As of Monday afternoon, an online docket-tracking service did not list attorneys for Redstone or National Amusements.
Sumner Redstone was also named as a defendant in the suit. However, recent lawsuits have indicated that the former executive's influence has greatly diminished since his health began to deteriorate in 2014. He still officially serves as chairman emeritus of CBS and chairman and CEO of National Amusements.
The complaint described Redstone's clashes with CBS' chairman and CEO Leslie Moonves, but it also detailed Redstone's scraps with Viacom, where she orchestrated the ouster of former CEO Philippe Dauman and four board members in 2016. Both sides sued in the Court of Chancery seeking an expedited determination of whether the move was valid. The case, however, quickly settled without a ruling on the validity issue.

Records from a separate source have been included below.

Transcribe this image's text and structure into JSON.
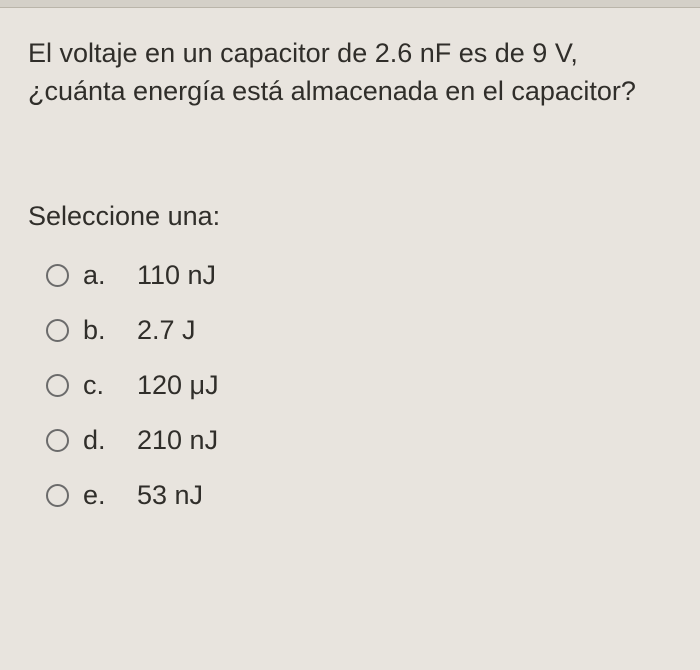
{
  "question": {
    "text": "El voltaje en un capacitor de 2.6 nF es de 9 V, ¿cuánta energía está almacenada en el capacitor?"
  },
  "prompt": "Seleccione una:",
  "options": [
    {
      "letter": "a.",
      "text": "110 nJ"
    },
    {
      "letter": "b.",
      "text": "2.7 J"
    },
    {
      "letter": "c.",
      "text": "120 μJ"
    },
    {
      "letter": "d.",
      "text": "210 nJ"
    },
    {
      "letter": "e.",
      "text": "53 nJ"
    }
  ],
  "colors": {
    "background": "#e8e4de",
    "text": "#302e2a",
    "radio_border": "#6b6b6b"
  },
  "typography": {
    "font_family": "Arial",
    "question_fontsize": 27,
    "option_fontsize": 27
  }
}
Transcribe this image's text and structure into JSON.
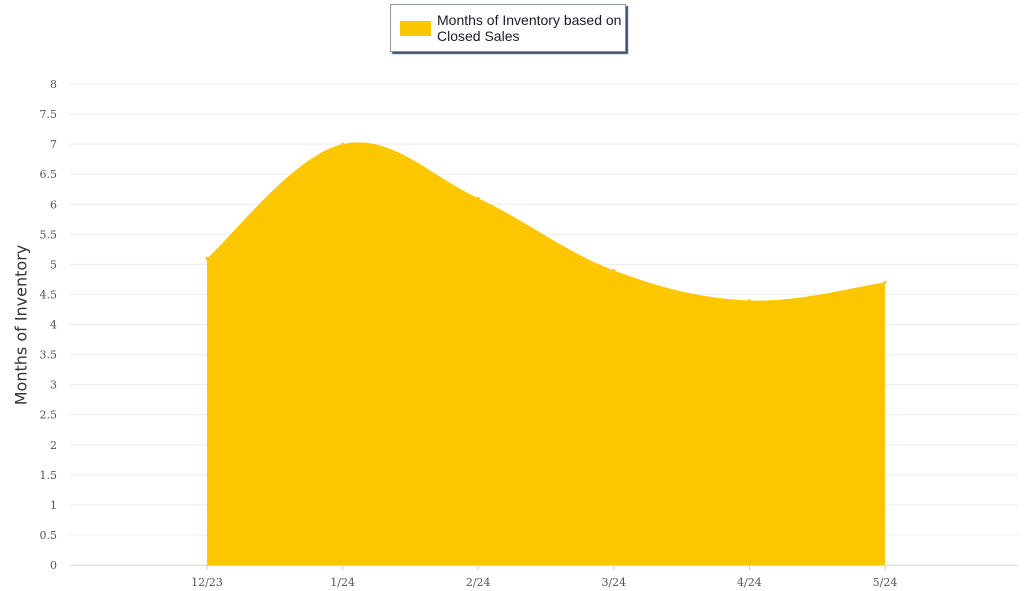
{
  "chart_data": {
    "type": "area",
    "ylabel": "Months of Inventory",
    "categories": [
      "12/23",
      "1/24",
      "2/24",
      "3/24",
      "4/24",
      "5/24"
    ],
    "series": [
      {
        "name": "Months of Inventory based on Closed Sales",
        "color": "#fdc700",
        "values": [
          5.1,
          7.0,
          6.1,
          4.9,
          4.4,
          4.7
        ]
      }
    ],
    "ylim": [
      0,
      8
    ],
    "yticks": [
      "0",
      "0.5",
      "1",
      "1.5",
      "2",
      "2.5",
      "3",
      "3.5",
      "4",
      "4.5",
      "5",
      "5.5",
      "6",
      "6.5",
      "7",
      "7.5",
      "8"
    ],
    "grid": true,
    "legend": "top-center"
  }
}
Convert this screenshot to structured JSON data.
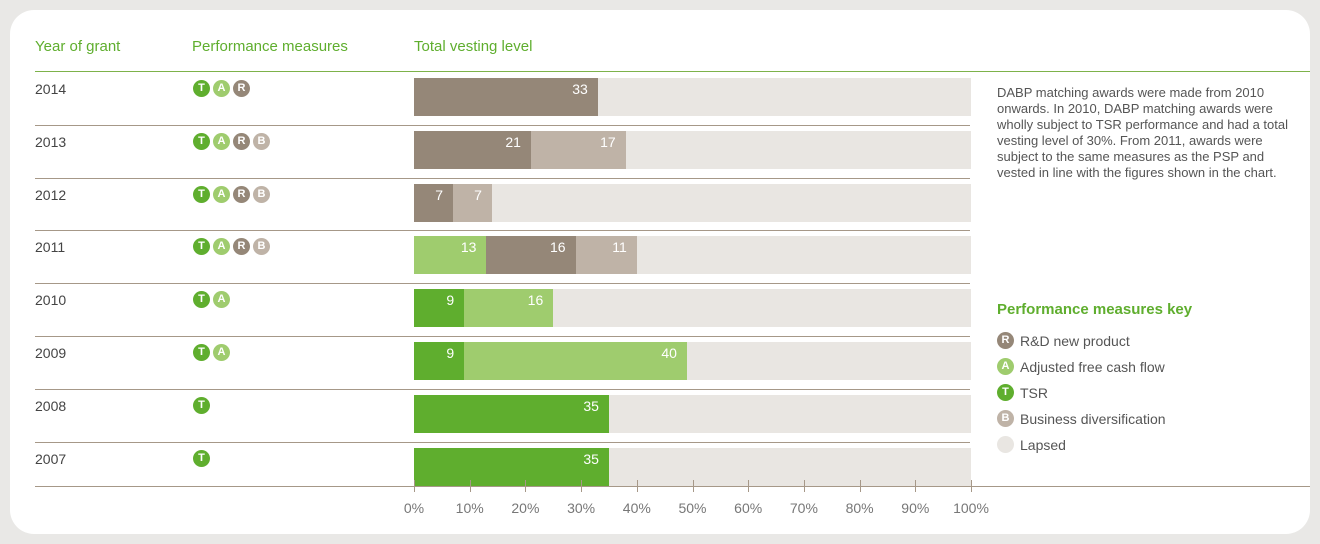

National Amusements earlier this year issued a public statement expressing support for Moonves, who has overseen CBS' strategy of growing its subscriber base by distributing premium content across a range of platforms. But CBS said her conduct behind the scenes “belies” those words.
“Ms. Redstone's misconduct and interference has made it difficult for the CBS management team installed by the CBS board to effectively manage the company's affairs and implement the board's and management's long-term interests of the company and its shareholders,” the complaint said.
“The special committee believes that Ms. Redstone has already destroyed tremendous stockholder value, and she threatens to do even more harm if she does not get 'her way'—a threat she has made good on at Viacom.”
Redstone could not be reached for comment on Monday.
The five special committee members—Gary L. Countryman, Charles K. Gifford, Bruce S. Gordon, Linda M. Griego and Martha L. Minow— are represented by attorneys from Weil, Gotshal & Manges in New York.
The case is captioned CBS v. National Amusements.